La Chine contribue à environ un sixième du total des prêts accordés à l’Afrique, selon une étude du John L. Thornton China Center à la Brookings Institution, publiée en avril 2018. De quoi inquiéter le FMI qui, dans un rapport publié en mai 2018, indiquait que « sur les 35 pays à faible revenu en Afrique subsaharienne, 15 sont aujourd’hui en surendettement ou risquent fortement de le devenir ». Le géant asiatique détient aujourd’hui par exemple 55 % de la dette extérieure du Kenya et 70 % de la dette publique bilatérale du Cameroun.

La dette, un instrument de domination politique

« Avec la multiplication des prêts et la construction d’infrastructures, les pays africains dépendent économiquement de la Chine », explique Thierry Pairault, directeur de recherche émérite au CNRS et spécialiste des relations entre l’Afrique et la Chine. Pékin pratique essentiellement une « aide liée », dans laquelle le pays bénéficiaire du prêt doit conclure en priorité des contrats avec des entreprises chinoises pour mettre en œuvre les projets financés. Beaucoup des prêts chinois sont également garantis par la livraison de matières premières, alors que les cours sont globalement orientés à la baisse (même s’ils ont récemment remonté).
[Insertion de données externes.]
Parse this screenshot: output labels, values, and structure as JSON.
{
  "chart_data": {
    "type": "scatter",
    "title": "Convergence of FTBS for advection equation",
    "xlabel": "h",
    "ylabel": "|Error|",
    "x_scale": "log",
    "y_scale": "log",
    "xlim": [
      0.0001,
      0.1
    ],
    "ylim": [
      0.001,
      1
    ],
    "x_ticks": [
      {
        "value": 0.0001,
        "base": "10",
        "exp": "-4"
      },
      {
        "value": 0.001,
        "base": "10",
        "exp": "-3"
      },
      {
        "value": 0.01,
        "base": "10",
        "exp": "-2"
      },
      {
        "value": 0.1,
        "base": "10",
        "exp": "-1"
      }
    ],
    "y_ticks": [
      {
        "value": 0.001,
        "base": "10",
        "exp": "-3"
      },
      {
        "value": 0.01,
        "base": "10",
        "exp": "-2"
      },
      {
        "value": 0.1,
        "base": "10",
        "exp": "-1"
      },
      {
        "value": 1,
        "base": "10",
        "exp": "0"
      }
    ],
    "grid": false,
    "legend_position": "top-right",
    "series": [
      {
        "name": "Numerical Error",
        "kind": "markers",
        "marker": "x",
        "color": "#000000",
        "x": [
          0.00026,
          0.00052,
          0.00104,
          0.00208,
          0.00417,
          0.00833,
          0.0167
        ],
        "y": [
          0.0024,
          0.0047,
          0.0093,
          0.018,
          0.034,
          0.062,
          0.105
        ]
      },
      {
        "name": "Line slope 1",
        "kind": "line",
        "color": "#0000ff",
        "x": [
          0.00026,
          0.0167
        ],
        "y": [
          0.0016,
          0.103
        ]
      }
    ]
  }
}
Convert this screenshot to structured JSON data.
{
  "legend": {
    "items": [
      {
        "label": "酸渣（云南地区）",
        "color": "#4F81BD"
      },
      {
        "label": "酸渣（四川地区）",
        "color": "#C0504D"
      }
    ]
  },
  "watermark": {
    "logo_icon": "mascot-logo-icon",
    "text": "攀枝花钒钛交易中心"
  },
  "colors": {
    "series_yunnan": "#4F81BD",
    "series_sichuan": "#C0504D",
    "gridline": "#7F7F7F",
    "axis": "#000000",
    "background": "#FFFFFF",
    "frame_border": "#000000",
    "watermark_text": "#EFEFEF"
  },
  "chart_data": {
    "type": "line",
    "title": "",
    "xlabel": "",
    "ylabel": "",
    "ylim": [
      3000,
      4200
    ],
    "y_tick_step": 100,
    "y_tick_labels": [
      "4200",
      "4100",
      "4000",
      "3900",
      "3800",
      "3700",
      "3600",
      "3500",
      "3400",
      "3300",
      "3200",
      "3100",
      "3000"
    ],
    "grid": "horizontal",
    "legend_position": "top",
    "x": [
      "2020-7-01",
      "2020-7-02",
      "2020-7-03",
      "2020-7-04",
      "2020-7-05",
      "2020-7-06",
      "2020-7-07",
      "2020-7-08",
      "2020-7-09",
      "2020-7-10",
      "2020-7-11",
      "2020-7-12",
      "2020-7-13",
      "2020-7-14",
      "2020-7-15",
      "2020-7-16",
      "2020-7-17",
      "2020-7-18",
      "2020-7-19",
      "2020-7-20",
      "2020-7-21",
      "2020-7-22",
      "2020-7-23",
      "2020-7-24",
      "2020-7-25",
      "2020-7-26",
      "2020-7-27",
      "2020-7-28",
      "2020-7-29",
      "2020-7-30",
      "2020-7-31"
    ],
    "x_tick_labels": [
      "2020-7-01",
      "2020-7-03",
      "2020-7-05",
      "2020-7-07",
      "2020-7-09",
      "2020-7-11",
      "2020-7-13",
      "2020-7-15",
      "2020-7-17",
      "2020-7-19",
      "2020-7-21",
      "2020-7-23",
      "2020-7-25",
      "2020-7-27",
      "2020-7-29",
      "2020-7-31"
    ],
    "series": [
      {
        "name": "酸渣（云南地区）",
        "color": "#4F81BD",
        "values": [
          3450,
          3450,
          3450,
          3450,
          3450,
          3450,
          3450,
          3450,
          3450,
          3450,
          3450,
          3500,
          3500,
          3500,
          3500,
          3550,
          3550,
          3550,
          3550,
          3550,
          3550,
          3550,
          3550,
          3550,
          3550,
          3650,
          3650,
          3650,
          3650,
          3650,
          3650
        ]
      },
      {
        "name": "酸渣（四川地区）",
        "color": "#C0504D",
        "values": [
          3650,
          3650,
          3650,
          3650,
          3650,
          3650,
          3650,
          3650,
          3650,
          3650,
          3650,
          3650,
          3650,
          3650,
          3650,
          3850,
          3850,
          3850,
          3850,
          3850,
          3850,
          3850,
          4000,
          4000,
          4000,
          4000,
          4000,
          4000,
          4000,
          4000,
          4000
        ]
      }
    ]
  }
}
« Cette relation de dépendance économique peut aussi s’assimiler à une forme de clientélisme, qui permet ensuite à la Chine d’étendre son influence politique. Le continent africain compte 55 pays et représente à lui seul environ un tiers des voix à l’Assemblée générale de l’ONU. C’est un atout important en cas de crise, quand il s’agit de rassembler un nombre important de pays derrière soi », poursuit Thierry Pairault.

La présidence chinoise a récemment indiqué que l’Afrique serait partie intégrante des « nouvelles routes de la soie », du nom de l’initiative lancée en 2013 par le président chinois Xi Jinping qui prévoit de relier tous les continents à la Chine. Djibouti, l’Éthiopie ou encore le Kenya ont intégré les routes de la soie. « Il s’agit davantage de rassurer les pays africains qui souhaitent être intégrés dans cette route dans l’espoir que la Chine investisse chez eux, affirme Thierry Pairault. Mais ces nouvelles routes concernent peu l’Afrique, et sont surtout destinées à atteindre les pays développés d’Europe de l’Ouest.  »

C’est ainsi dans une logique plus politique qu’économique qu’il faut interpréter les premières annonces de Xi Jinping lors du premier jour du septième sommet sino-africain qui se tient à Pékin le 3 et le 4 septembre 2018. Il a promis 51,7 milliards d’euros à l’Afrique, dont 15 milliards d’aides et de prêts sans intérêt ou à conditions préférentielles. Il a également annoncé que la dette due à l’État chinois sur les prêts sans intérêt remboursables à la fin de l’année 2018 serait annulée pour les pays africains les plus pauvres et les plus endettés. Sans donner pour autant la liste des pays concernés ni un calendrier précis.